This article is an external press release originally published on the Landlord News website, which has now been migrated to the Just Landlords blog.
New investigations suggest that despite mortgage activity increasing over the last twelve months, the lack of property for sale is likely to drive up house prices.
A report from The Centre for Economics and Business Research (CEBR) predicts that house prices will increase by 5.6% this year, higher than its previous forecast of 4.7%.
Deals
This comes despite a 14% rise in mortgage approvals for house purchases, according to the major banks. The British Bannkers’ Association noted that the rise in September in comparison to the same period last year was partly down to first-time buyers being able to find a more suitable deal.
With this said, the 44,489 mortgage approvals for house purchases in September was actually 4.5 % down on August.
The CEBR said that price gaps between different property types are making it more difficult for people to first get on to and then climb up the property ladder.

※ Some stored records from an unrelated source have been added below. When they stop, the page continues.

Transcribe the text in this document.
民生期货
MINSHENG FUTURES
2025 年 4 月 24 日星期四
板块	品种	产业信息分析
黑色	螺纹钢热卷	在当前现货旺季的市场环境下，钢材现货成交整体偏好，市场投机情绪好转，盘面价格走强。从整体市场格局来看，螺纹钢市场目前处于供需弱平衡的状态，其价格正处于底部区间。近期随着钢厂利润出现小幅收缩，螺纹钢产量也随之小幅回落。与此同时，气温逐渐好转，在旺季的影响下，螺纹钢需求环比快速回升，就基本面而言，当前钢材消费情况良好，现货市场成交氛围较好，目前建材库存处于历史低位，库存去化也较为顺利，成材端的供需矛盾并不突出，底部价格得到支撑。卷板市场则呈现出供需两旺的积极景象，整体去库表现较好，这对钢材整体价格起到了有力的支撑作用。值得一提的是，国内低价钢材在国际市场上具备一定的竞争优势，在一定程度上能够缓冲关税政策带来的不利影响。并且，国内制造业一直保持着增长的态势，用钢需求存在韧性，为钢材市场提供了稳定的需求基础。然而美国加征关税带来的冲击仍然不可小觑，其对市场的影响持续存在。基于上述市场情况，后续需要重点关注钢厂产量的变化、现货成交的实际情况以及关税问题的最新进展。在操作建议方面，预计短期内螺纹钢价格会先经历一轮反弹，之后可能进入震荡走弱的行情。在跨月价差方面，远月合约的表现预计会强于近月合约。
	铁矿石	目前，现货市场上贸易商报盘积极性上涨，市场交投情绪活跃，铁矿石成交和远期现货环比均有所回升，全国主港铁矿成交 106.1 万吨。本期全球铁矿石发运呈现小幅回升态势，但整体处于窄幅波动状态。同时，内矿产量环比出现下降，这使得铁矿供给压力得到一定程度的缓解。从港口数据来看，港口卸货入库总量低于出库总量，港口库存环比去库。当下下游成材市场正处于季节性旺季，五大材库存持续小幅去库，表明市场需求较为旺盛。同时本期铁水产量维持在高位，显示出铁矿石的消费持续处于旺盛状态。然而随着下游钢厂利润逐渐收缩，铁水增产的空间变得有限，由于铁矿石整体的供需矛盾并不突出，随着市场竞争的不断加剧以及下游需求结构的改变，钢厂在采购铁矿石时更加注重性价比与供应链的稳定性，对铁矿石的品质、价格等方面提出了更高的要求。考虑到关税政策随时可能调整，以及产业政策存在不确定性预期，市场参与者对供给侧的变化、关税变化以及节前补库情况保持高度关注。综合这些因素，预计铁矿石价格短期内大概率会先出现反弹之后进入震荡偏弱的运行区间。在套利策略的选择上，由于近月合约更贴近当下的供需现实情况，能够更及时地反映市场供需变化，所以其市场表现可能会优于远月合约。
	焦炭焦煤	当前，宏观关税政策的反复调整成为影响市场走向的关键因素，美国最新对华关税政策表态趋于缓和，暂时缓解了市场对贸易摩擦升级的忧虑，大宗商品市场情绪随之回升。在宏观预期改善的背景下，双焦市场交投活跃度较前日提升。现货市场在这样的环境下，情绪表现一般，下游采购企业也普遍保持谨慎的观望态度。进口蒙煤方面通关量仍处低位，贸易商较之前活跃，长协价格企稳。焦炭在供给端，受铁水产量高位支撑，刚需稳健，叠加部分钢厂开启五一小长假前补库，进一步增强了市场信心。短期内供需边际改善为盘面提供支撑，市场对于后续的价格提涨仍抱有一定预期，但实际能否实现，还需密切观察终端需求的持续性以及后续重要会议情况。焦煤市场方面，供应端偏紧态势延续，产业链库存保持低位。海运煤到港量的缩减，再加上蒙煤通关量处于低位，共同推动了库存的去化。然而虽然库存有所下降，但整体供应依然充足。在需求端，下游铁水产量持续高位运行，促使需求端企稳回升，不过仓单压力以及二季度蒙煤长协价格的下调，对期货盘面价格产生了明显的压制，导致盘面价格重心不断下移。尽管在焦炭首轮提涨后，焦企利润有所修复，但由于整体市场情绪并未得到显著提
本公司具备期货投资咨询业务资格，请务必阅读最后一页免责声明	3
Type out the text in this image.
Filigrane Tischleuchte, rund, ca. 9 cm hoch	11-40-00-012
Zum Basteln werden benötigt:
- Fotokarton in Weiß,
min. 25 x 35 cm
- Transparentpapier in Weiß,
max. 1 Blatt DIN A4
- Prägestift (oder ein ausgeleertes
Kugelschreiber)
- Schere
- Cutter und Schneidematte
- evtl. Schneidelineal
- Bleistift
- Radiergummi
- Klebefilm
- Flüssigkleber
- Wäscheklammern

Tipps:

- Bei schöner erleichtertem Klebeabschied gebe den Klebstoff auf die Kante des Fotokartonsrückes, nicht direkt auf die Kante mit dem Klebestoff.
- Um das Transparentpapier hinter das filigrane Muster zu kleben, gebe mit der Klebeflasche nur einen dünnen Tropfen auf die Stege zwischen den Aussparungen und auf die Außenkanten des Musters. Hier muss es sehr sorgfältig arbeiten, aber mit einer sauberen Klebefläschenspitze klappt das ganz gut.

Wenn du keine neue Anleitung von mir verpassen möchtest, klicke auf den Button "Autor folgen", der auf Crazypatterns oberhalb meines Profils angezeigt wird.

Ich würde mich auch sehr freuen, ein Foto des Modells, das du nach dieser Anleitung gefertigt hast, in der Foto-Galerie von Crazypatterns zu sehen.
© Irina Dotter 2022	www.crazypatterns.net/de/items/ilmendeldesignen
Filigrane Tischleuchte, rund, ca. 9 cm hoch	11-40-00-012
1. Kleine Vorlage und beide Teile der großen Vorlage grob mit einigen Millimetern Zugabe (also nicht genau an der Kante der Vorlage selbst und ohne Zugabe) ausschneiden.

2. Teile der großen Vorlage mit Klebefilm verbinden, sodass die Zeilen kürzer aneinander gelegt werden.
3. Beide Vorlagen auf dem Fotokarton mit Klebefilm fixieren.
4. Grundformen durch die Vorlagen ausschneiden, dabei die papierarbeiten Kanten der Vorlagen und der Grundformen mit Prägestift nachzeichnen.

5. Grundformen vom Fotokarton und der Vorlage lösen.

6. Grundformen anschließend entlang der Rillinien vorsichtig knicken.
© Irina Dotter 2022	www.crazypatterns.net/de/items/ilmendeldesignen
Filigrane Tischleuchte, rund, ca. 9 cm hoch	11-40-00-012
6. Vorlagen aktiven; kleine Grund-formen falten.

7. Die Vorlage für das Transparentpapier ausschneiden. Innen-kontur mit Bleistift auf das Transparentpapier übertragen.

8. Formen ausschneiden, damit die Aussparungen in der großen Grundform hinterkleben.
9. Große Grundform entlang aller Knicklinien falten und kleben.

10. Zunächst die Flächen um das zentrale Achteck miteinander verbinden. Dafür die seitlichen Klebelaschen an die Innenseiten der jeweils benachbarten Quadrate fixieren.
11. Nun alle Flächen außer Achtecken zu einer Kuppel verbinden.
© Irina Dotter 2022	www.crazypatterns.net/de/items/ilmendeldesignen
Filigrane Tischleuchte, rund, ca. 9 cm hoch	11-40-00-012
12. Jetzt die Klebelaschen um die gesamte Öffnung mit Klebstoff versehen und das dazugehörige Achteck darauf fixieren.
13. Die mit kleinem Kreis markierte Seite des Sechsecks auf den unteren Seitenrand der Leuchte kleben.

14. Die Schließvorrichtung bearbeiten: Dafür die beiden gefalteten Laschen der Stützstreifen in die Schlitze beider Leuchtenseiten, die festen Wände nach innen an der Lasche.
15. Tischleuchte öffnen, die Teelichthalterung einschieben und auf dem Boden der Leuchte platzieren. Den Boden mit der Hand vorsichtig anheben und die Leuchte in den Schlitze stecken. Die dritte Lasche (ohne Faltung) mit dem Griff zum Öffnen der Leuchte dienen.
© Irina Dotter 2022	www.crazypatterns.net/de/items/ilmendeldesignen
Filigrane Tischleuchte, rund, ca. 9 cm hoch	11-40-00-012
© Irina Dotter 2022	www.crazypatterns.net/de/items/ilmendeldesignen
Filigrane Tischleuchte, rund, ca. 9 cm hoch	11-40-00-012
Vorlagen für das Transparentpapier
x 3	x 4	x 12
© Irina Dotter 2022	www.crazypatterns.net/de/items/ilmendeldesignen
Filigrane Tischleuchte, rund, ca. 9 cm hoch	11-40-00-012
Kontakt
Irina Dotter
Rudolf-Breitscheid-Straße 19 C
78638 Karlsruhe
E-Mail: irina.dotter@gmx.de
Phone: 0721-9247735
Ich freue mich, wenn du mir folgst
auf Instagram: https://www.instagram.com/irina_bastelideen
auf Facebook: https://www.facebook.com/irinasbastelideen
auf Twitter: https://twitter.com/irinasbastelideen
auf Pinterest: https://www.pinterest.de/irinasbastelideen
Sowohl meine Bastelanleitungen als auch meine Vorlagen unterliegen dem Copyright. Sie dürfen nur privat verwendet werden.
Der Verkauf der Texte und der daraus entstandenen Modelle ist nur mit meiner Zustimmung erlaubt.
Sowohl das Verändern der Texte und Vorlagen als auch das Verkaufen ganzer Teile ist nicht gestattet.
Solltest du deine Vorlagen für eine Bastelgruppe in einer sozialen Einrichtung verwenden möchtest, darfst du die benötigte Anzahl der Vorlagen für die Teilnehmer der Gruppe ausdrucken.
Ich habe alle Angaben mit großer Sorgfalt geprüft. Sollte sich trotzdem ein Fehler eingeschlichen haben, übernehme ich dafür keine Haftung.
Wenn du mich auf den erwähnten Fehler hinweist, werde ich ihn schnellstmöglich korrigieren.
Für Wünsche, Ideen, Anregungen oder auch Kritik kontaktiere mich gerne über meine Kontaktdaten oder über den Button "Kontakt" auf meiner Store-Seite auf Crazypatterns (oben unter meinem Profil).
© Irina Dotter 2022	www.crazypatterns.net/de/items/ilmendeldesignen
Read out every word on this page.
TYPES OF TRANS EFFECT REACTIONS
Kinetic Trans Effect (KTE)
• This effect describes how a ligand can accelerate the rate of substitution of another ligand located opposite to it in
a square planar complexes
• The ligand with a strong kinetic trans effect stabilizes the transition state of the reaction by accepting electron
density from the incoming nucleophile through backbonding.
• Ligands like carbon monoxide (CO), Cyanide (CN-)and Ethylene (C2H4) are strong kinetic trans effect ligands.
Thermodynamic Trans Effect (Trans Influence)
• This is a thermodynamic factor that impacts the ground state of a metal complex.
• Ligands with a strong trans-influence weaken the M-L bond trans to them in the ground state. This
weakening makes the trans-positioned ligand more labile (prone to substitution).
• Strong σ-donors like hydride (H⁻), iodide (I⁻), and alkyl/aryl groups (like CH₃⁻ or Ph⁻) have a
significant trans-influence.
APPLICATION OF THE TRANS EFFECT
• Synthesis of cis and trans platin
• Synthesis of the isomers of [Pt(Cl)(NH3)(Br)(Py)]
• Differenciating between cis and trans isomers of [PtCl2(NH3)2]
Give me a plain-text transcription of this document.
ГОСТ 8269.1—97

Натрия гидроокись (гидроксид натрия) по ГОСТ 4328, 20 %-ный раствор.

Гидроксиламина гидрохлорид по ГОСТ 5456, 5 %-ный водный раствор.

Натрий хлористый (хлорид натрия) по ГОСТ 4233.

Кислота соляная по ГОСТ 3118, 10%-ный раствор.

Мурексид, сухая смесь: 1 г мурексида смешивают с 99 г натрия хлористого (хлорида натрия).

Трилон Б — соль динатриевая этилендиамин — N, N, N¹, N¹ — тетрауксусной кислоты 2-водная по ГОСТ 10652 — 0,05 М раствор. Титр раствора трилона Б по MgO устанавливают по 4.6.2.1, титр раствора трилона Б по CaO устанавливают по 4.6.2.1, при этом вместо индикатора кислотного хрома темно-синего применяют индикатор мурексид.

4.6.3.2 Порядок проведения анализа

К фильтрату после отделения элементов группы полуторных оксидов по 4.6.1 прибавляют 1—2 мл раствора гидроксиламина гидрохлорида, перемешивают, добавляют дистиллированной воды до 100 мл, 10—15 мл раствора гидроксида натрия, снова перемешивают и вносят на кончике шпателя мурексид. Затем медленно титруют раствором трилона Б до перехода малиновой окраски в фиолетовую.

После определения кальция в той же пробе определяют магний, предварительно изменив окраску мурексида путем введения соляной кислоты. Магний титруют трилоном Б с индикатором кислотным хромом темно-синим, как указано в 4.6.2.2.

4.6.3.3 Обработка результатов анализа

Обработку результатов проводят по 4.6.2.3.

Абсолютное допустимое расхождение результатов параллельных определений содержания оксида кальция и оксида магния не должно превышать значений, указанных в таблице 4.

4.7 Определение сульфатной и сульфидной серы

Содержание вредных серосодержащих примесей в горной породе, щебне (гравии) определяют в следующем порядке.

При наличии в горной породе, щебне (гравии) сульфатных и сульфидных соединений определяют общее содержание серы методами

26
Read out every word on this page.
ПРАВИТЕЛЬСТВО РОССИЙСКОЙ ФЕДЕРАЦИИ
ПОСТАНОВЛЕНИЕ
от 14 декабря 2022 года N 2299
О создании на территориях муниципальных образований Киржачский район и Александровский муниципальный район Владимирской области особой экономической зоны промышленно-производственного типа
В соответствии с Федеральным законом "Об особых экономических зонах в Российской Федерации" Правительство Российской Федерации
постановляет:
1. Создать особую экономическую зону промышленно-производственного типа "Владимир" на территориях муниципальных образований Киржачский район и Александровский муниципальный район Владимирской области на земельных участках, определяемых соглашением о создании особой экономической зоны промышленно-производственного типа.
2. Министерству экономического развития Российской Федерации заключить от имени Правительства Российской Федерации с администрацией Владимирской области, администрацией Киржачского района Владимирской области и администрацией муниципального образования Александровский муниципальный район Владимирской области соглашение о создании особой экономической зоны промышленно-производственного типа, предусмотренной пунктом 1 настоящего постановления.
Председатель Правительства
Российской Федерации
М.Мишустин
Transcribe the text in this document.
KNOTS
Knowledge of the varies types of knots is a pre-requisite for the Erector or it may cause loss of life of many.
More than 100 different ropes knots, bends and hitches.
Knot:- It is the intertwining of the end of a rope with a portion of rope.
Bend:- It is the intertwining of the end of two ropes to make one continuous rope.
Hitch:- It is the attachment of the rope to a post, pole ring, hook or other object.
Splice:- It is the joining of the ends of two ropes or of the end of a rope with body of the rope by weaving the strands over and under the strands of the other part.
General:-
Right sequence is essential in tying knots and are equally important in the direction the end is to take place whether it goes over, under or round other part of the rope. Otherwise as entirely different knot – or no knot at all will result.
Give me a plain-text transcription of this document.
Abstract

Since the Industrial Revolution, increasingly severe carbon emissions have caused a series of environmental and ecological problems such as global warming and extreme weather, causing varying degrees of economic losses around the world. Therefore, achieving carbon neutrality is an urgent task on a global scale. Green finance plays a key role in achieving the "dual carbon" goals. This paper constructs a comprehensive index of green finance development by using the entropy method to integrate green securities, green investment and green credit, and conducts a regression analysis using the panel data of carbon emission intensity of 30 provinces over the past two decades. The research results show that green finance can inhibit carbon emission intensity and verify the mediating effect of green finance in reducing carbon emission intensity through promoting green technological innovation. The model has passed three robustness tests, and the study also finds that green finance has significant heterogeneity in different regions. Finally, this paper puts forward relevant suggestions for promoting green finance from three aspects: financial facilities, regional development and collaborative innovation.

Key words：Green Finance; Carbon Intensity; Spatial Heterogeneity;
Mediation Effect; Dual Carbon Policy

In London, someone who wished to move from a flat to a terraced property would have to find an extra £176,000, according to the report. The CEBR has called on the Government to expand its current housebuilding programme, claiming that prices would continue to rise-by 3.5% in 2016 and by 4% in the next four years.
Housing charity Shelter has also warned that more house price rises will, ‘push the goal posts even further away for those hoping to become homeowners.’[1]